La maladie d’Alzheimer est classiquement associée à l’accumulation de protéines toxiques dans le cerveau ; ce phénomène étant décrit comme néfaste pour la survie des neurones. Pourtant, des recherches récentes suggèrent que le peptide amyloïde et la protéine Tau pourraient aussi jouer un rôle dans la défense immunitaire cérébrale. Face à certaines infections, ces protéines seraient mobilisées pour protéger les neurones. Une réponse utile au départ, mais potentiellement délétère lorsqu’elle devient chronique.

/ L’amyloïde au cœur de l’hypothèse de la protection antimicrobienne
La maladie d’Alzheimer se caractérise par l’accumulation progressive dans le cerveau d’une protéine appelée amyloïde-β, qui forme avec le temps des dépôts ou plaques amyloïdes. Des études génétiques ont montré que cette protéine joue un rôle central dans la maladie, notamment dans les formes héréditaires précoces. Cependant, la majorité des patients ne présentent pas ces mutations génétiques, et la production d’amyloïde-β y semble normale. Les modèles classiques expliquent alors la maladie par une tendance accrue de cette protéine à s’agréger avec l’âge et certains facteurs de risques génétiques.
Des recherches plus récentes remettent en question l’idée que cette agrégation soit uniquement pathologique. Elles suggèrent que l’amyloïde-β joue un rôle naturel dans le système immunitaire du cerveau, en aidant à piéger et neutraliser des agents pathogènes, comme les microbes.
Ces découvertes ont conduit à l’élaboration de « hypothèse de protection antimicrobienne », selon laquelle les dépôts amyloïdes seraient au départ une réponse immunitaire normale face à une infection. Toutefois, une activation prolongée de cette réponse pourrait entraîner une inflammation chronique suivie d’une dégénérescence irréversible des neurones. Cette nouvelle hypothèse complète, sans la contredire, l’hypothèse classique de la cascade amyloïde, qui place toujours l’amyloïde-β au cœur de la maladie d’Alzheimer.
/ Tau et herpès simplex de type 1
Qu’en est-il de la protéine Tau ? Joue-t-elle également un rôle dans l’hypothèse de protection antimicrobienne ? Une étude récente publiée dans la revue scientifique « Nature Neurosciences » semble répondre psotivement à cette interrogation.
La protéine tau est présente dans le cerveau et possède un rôle essentiel dans la structure et le fonctionnement des neurones. Elle aide notamment à stabiliser les microtubules, des éléments importants pour le transport à l’intérieur des cellules nerveuses. Dans certaines maladies appelées tauopathies, dont la maladie d’Alzheimer, la structure de la protéine Tau se modifie anormalement puis s’agrège. Ce phénomène est-il uniquement néfaste pour notre cerveau ou peut-il aider à la protection contre les agents pathogènes ?

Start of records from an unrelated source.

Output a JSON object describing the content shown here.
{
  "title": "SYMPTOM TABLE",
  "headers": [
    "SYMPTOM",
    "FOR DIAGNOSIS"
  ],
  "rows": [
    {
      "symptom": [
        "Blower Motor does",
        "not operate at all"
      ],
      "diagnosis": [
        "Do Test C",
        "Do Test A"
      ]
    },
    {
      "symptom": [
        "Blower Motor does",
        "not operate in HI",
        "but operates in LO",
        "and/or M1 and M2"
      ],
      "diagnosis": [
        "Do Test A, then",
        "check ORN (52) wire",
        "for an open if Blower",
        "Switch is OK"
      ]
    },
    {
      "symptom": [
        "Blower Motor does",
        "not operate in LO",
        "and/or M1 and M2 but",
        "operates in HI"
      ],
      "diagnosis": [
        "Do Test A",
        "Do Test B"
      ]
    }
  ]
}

Des chercheurs ont utilisé un modèle cellulaire expérimental pour mieux comprendre le rôle de Tau lors d’infection par le virus de l’herpès simplex de type 1 (HSV-1), un virus très courant, responsable des boutons de fièvre. Il peut infecter l’organisme dès l’enfance et reste ensuite présent à l’état latent toute la vie. La plupart du temps, il est inoffensif et ne provoque que des symptômes légers ou même aucun symptôme. Dans de rares cas, il peut atteindre le cerveau et provoquer une infection grave appelée encéphalite herpétique.
Dans cette étude, les auteurs montrent que la structure de la protéine Tau se modifie dans les neurones en réponse à une infection virale, comme dans la maladie d’Alzheimer. Ils observent également que la protéine Tau peut se lier directement aux particules du virus HSV-1 et réduire sa capacité à infecter les cellules.
/ Quel est donc le rôle de Tau dans cette hypothèse ?
Les résultats de cette nouvelle étude suggèrent donc que les modifications structurales de la protéine Tau, généralement considérées comme pathologiques, pourraient faire partie elles aussi d’une réponse antivirale normale du cerveau, comme c’est le cas pour l’amyloïde. Dans ce contexte, Tau agirait comme une protéine de défense du système immunitaire inné.
L’action combinée du peptide amyloïde et de la protéine tau modifiée, associée à une inflammation du cerveau, pourrait ainsi correspondre à une réponse immunitaire normale et coordonnée face à des infections microbiennes cérébrales, mais dont l’action à long terme pourrait participer au développement de la maladie d’Alzheimer. Cette découverte renforce ainsi l’hypothèse déjà formulée de la protection antimicrobienne par les acteurs majeurs de la maladie d’Alzheimer, amyloïde et Tau et ouvre de nouvelles perspectives dans la compréhension et la lutte contre cette terrible maladie.